О тебе: право, тебя нельзя судить, как человека <…> Убей меня, я никогда не пойму, как можно проехать мимо матери на поезде, мимо 12-летнего ожидания. И мать не поймет — не жди. Здесь предел моего понимания, человеческого понимания. Я, в этом, обратное тебе: я на себе поезд повезу, чтобы повидаться (хотя, может быть, так же этого боюсь и так же мало радуюсь). И здесь уместно будет одно мое наблюдение: все близкие мне — их было мало — оказывались бесконечно-мягче меня, даже Рильке мне написал: Du hast recht, doch Du bist hart
— и это меня огорчало потому, что иной я быть не могла. Теперь, подводя итоги, вижу: моя мнимая жестокость была только — форма, контур сути, необходимая граница самозащиты — от вашей мягкости, Рильке, Марсель Пруст и Борис Пастернак. Ибо вы в последнюю минуту — отводили руку и оставляли меня, давно выбывшую из семьи людей, один на один с моей человечностью. Между вами, нечеловеками, я была только человек. Я знаю, что ваш род — выше, и мой черед, Борис, руку на сердце, сказать: — О, не вы: это я — пролетарий.

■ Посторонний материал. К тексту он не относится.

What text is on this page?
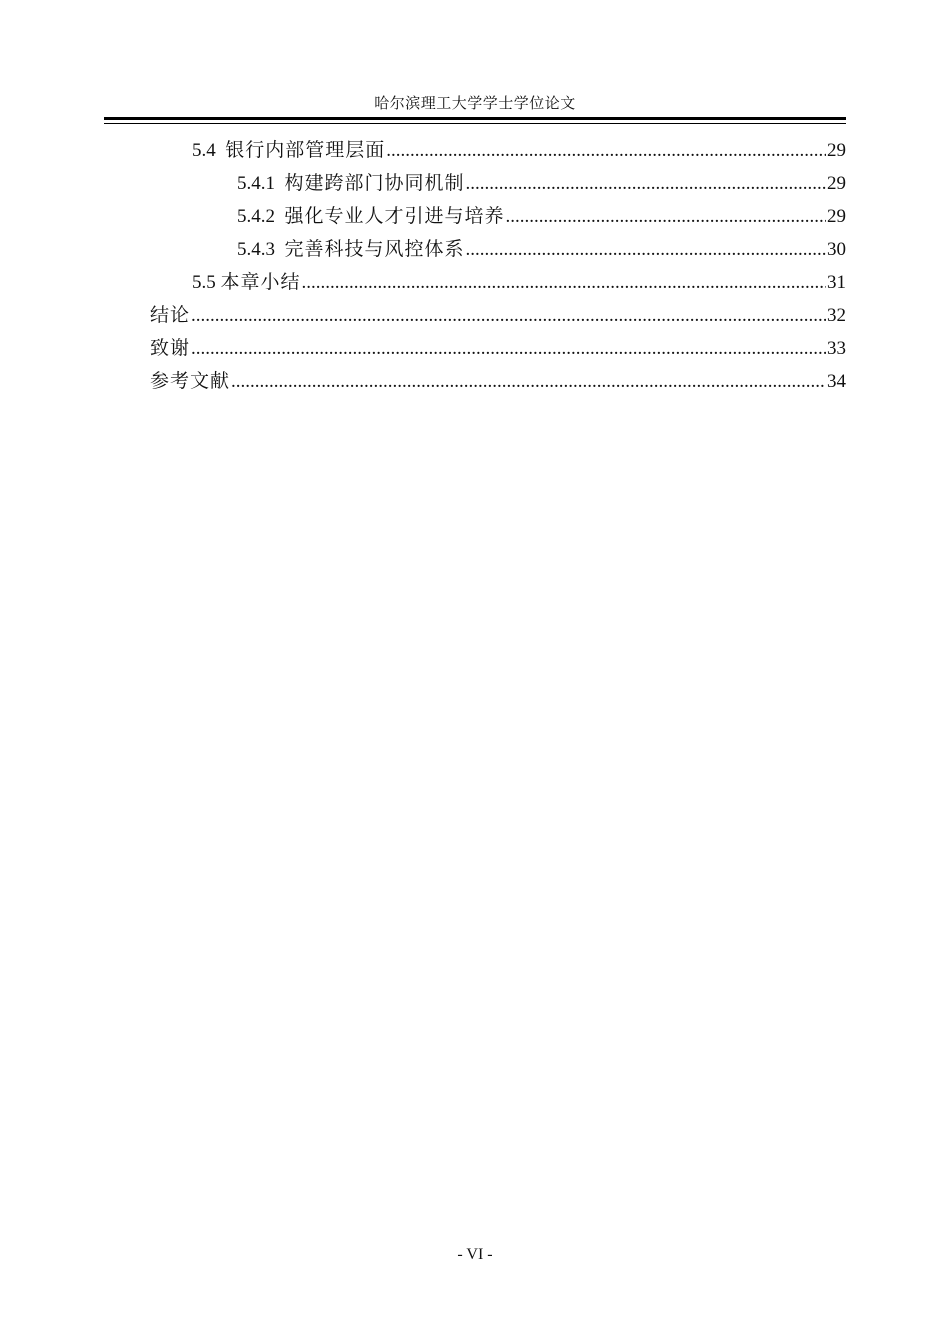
哈尔滨理工大学学士学位论文
5.4 银行内部管理层面 .....	29
5.4.1 构建跨部门协同机制 .....	29
5.4.2 强化专业人才引进与培养 .....	29
5.4.3 完善科技与风控体系 .....	30
5.5 本章小结 .....	31
结论 .....	32
致谢 .....	33
参考文献 .....	34
- VI -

— Рильке умер, не позвав ни жены, ни дочери, ни матери. А все — любили. Это было печение о своей душе. Я, когда буду умирать, о ней (себе) подумать не успею, целиком занятая: накормлены ли мои будущие провожатые, не разорились ли близкие на мой консилиум, и м. б. в лучшем эгоистическом случае: не растащили ли мои черновики.
Собой (ду — шой) я была только в своих тетрадях и на одиноких дорогах — редких, ибо я всю жизнь — водила ребенка за руку. На «мягкость» в общении меня уже не хватало, только на общение: служение: бесполезное жертвоприношение. Мать-пеликан в силу созданной ею системы питания — зла. — Ну, вот.

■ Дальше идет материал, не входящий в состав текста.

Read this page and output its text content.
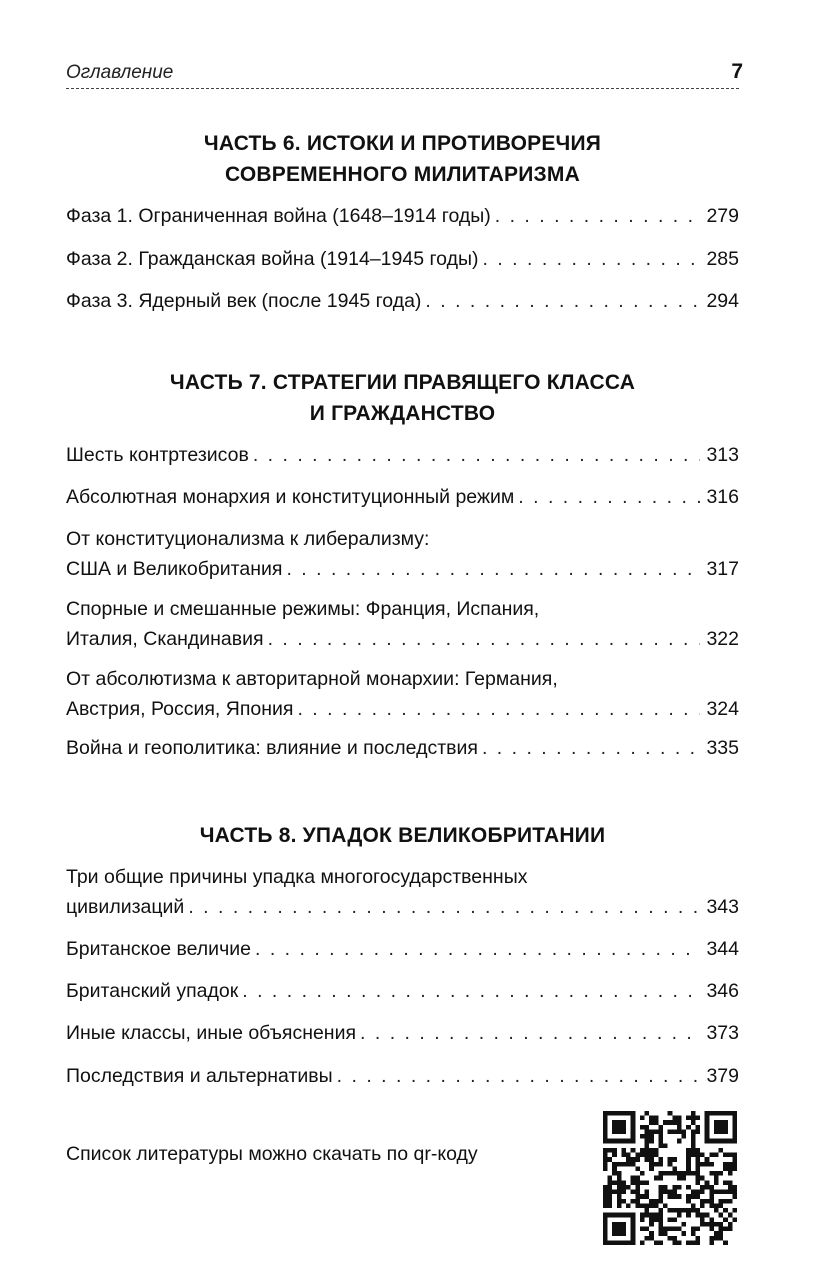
Оглавление	7
ЧАСТЬ 6. ИСТОКИ И ПРОТИВОРЕЧИЯ
СОВРЕМЕННОГО МИЛИТАРИЗМА
Фаза 1. Ограниченная война (1648–1914 годы) . . .	279
Фаза 2. Гражданская война (1914–1945 годы) . . .	285
Фаза 3. Ядерный век (после 1945 года) . . .	294
ЧАСТЬ 7. СТРАТЕГИИ ПРАВЯЩЕГО КЛАССА
И ГРАЖДАНСТВО
Шесть контртезисов . . .	313
Абсолютная монархия и конституционный режим . . .	316
От конституционализма к либерализму:
США и Великобритания . . .	317
Спорные и смешанные режимы: Франция, Испания,
Италия, Скандинавия . . .	322
От абсолютизма к авторитарной монархии: Германия,
Австрия, Россия, Япония . . .	324
Война и геополитика: влияние и последствия . . .	335
ЧАСТЬ 8. УПАДОК ВЕЛИКОБРИТАНИИ
Три общие причины упадка многогосударственных
цивилизаций . . .	343
Британское величие . . .	344
Британский упадок . . .	346
Иные классы, иные объяснения . . .	373
Последствия и альтернативы . . .	379
Список литературы можно скачать по qr-коду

О вашей мягкости: Вы — ею — откупаетесь, затыкаете этой гигроскопической ватой дыры ран, вами наносимых, вопиющую глотку — ранам. О, вы добры, вы при встрече не можете первыми встать, ни даже откашляться для начала прощальной фразы — чтобы «не обидеть». Вы «идете за папиросами» и исчезаете навсегда и оказываетесь в Москве, Волхонка, 14, или еще дальше. Роберт Шуман забыл, что у него были дети, число забыл, имена забыл, факт забыл, только спросил о старших девочках: всё ли у них такие чудесные голоса?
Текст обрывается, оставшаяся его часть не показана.